How Much Is an Insulin Pump With or Without Insurance

An insulin pump typically costs between $3,000 and $8,000 for the device itself, with ongoing monthly supply costs of $200 to $500 or more before insurance. Most people with insurance pay significantly less, but the final number depends on your plan type, your deductible, and how your pump is billed.

Upfront Cost of the Pump

The three major insulin pump systems on the market today are the Tandem Mobi and t:slim X2, the Medtronic MiniMed 780G, and the Omnipod 5. Traditional tubed pumps from Tandem and Medtronic generally list between $4,000 and $8,000 for the device alone. The Omnipod 5 works differently: instead of buying one device you keep for years, you use disposable pods that are replaced every three days. There’s a smaller upfront cost for the controller (or you use your smartphone), but the pod supply costs add up over time.

These list prices rarely reflect what you actually pay.

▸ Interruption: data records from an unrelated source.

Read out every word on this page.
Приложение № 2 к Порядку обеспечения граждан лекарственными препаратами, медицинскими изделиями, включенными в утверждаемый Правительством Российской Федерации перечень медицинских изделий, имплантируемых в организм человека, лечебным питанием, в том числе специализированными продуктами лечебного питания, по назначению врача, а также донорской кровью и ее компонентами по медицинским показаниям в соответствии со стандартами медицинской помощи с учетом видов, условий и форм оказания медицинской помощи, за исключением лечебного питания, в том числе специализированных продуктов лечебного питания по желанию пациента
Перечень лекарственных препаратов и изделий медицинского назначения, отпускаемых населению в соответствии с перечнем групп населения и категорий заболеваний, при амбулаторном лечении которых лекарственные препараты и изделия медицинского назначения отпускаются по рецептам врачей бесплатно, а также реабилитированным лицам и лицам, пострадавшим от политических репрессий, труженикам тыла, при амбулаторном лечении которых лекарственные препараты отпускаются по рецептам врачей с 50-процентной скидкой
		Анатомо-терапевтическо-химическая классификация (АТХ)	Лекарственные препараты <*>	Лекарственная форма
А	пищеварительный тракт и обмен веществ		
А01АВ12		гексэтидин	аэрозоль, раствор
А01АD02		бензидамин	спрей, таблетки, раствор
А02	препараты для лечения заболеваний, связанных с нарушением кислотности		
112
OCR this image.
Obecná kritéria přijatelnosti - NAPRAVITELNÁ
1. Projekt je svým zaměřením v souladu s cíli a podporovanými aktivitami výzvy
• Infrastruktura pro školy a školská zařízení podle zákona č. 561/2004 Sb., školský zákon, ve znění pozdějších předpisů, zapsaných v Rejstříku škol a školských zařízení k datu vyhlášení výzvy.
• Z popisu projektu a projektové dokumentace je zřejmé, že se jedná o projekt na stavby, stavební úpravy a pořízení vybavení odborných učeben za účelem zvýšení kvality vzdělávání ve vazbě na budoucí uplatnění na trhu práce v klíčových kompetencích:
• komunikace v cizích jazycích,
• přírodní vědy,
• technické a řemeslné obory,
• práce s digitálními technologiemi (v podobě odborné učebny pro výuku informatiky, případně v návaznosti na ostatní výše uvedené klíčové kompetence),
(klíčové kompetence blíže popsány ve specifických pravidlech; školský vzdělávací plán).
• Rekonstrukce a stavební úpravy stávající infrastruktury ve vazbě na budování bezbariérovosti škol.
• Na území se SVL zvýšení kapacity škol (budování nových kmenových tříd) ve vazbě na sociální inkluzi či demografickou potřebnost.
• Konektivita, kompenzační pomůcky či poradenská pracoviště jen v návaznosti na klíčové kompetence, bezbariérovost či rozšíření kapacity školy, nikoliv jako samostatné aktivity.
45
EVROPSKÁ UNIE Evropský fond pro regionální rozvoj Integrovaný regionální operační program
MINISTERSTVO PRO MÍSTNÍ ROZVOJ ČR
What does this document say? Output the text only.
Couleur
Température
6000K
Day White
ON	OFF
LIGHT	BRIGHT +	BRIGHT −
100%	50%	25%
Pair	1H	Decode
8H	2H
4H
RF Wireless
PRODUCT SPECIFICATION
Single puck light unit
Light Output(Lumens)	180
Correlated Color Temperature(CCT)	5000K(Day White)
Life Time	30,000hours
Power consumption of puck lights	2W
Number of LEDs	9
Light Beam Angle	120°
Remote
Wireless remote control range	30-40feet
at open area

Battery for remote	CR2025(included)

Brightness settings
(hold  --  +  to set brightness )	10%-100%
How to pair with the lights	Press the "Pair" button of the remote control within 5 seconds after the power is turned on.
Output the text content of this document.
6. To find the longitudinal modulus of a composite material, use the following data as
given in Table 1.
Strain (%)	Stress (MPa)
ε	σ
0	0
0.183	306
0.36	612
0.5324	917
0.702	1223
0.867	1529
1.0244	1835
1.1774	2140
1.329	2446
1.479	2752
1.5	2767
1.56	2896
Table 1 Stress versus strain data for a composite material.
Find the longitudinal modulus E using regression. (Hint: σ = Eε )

The vast majority of insulin pump users go through insurance, and manufacturers work with insurers to negotiate rates well below retail. Your real cost comes down to your plan’s deductible, coinsurance percentage, and whether the pump is classified as durable medical equipment or processed through a pharmacy benefit.

How Insurance Changes the Price

Most private insurance plans cover insulin pumps as durable medical equipment (DME). Under DME billing, you typically owe a coinsurance percentage, often 20%, after meeting your annual deductible. On an $6,000 pump, that means roughly $1,200 out of pocket if your deductible is already met. If you haven’t hit your deductible, you could owe the full negotiated rate until you do.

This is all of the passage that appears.